I can hear this story without it being the only story I hear of God.
And if I am really leaning in I ask this question:
What might my discomfort at this story teach me?
Where is God in this?
God, will you guide me?
Just as we people are complex, multi-faceted, and at times hard to be around, so too are the stories of our Maker and the creation She has woven.
But this passage is just not the only story we get about "the end of the age," or even the only story about burning away one crop while the other flourishes. A parallel parable in Luke, for example, talks about wheat and chaff being burned, and the chaff is a husk that protects the wheat until it is ready to grow and be harvested. That's a different story, but a parallel one, to this parable.

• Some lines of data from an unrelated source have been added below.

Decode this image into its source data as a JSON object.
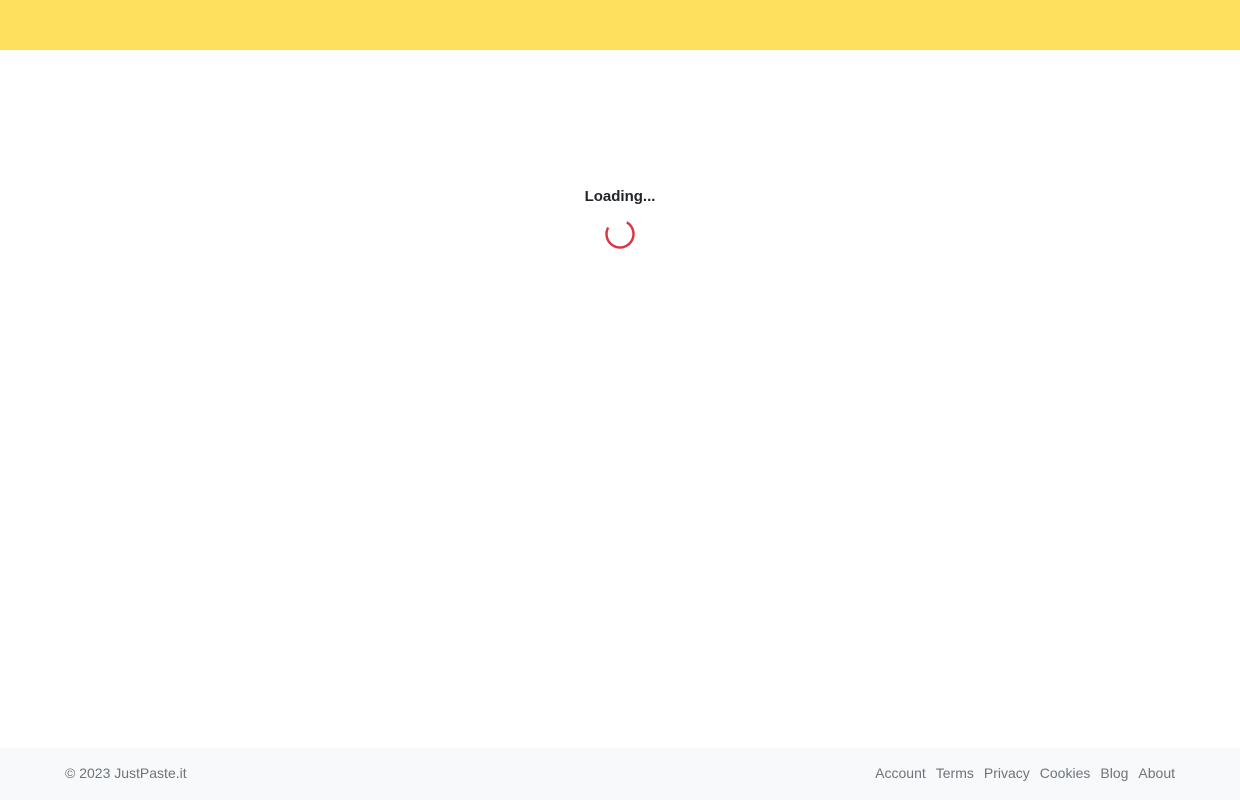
{
  "loading": {
    "text": "Loading..."
  },
  "footer": {
    "copyright_symbol_year": "© 2023",
    "brand": "JustPaste.it",
    "links": [
      {
        "label": "Account"
      },
      {
        "label": "Terms"
      },
      {
        "label": "Privacy"
      },
      {
        "label": "Cookies"
      },
      {
        "label": "Blog"
      },
      {
        "label": "About"
      }
    ]
  },
  "colors": {
    "header_bg": "#ffdf5d",
    "footer_bg": "#f8f9fa",
    "spinner": "#dc3545",
    "footer_text": "#6c757d"
  },
  "icons": {
    "spinner": "loading-spinner-icon"
  }
}
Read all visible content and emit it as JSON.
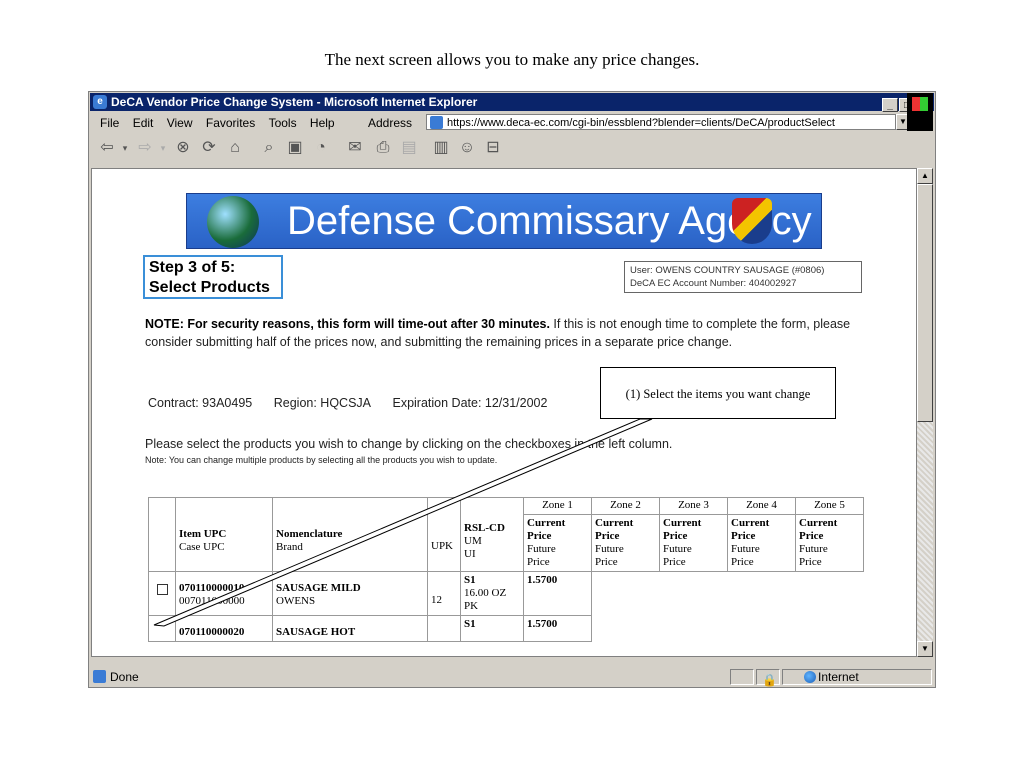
{
  "caption": "The next screen allows you to make any price changes.",
  "window": {
    "title": "DeCA Vendor Price Change System - Microsoft Internet Explorer",
    "buttons": {
      "minimize": "_",
      "maximize": "□",
      "close": "×"
    }
  },
  "menu": {
    "items": [
      "File",
      "Edit",
      "View",
      "Favorites",
      "Tools",
      "Help"
    ],
    "address_label": "Address",
    "address_url": "https://www.deca-ec.com/cgi-bin/essblend?blender=clients/DeCA/productSelect"
  },
  "toolbar": {
    "icons": [
      "back-icon",
      "forward-icon",
      "stop-icon",
      "refresh-icon",
      "home-icon",
      "search-icon",
      "favorites-icon",
      "history-icon",
      "mail-icon",
      "print-icon",
      "edit-icon",
      "discuss-icon",
      "messenger-icon"
    ]
  },
  "page": {
    "banner_title": "Defense Commissary Agency",
    "step_line1": "Step 3 of 5:",
    "step_line2": "Select Products",
    "user_line": "User: OWENS COUNTRY SAUSAGE (#0806)",
    "account_line": "DeCA EC Account Number: 404002927",
    "note_bold": "NOTE: For security reasons, this form will time-out after 30 minutes.",
    "note_rest": " If this is not enough time to complete the form, please consider submitting half of the prices now, and submitting the remaining prices in a separate price change.",
    "contract": "Contract: 93A0495",
    "region": "Region: HQCSJA",
    "expiration": "Expiration Date:  12/31/2002",
    "callout": "(1)  Select the items you want change",
    "select_text": "Please select the products you wish to change by clicking on the checkboxes in the left column.",
    "select_note": "Note: You can change multiple products by selecting all the products you wish to update."
  },
  "table": {
    "zones": [
      "Zone 1",
      "Zone 2",
      "Zone 3",
      "Zone 4",
      "Zone 5"
    ],
    "header": {
      "upc_bold": "Item UPC",
      "upc_sub": "Case UPC",
      "nom_bold": "Nomenclature",
      "nom_sub": "Brand",
      "upk": "UPK",
      "rsl_bold": "RSL-CD",
      "rsl_sub1": "UM",
      "rsl_sub2": "UI",
      "price_bold1": "Current",
      "price_bold2": "Price",
      "price_sub1": "Future",
      "price_sub2": "Price"
    },
    "rows": [
      {
        "item_upc": "070110000010",
        "case_upc": "007011000000",
        "nomenclature": "SAUSAGE MILD",
        "brand": "OWENS",
        "upk": "12",
        "rsl": "S1",
        "um": "16.00 OZ",
        "ui": "PK",
        "price": "1.5700"
      },
      {
        "item_upc": "070110000020",
        "case_upc": "",
        "nomenclature": "SAUSAGE HOT",
        "brand": "",
        "upk": "",
        "rsl": "S1",
        "um": "",
        "ui": "",
        "price": "1.5700"
      }
    ]
  },
  "status": {
    "text": "Done",
    "zone": "Internet"
  }
}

So just as I do not want to shy away from difficult stories or live with my head in the sand, so too I want to be very clear: if the only or main story we tell of God is one of fire and brimstone, of an end of the age where there is only weeping and gnashing of teeth, that is a single story.
As feminist Chimamanda Ngozi Adichie famously said: there is a danger in a single story.
And the Bible is not a single story. It is a lush textile mill full of different fabrics, different yarns woven first orally for thousands of years before being written down initially, largely, in the wake of terrible exile and war.
The Bible is holy and authoritative, yes, but it is also passed down and translated by human hands in human language and held with human agenda. Remember: a single story is dangerous. To say the Bible is only human is hubris; to say the Bible is only God is idolatrous. It is a Living Word with us, but the Word is also bigger than the words therein.
And this is all part of the life of faith, the water we wade into together, holding all the threads that have made up our own stories, not knowing what greater story is unfolding but choosing to trust it's one worth telling and one worth hearing.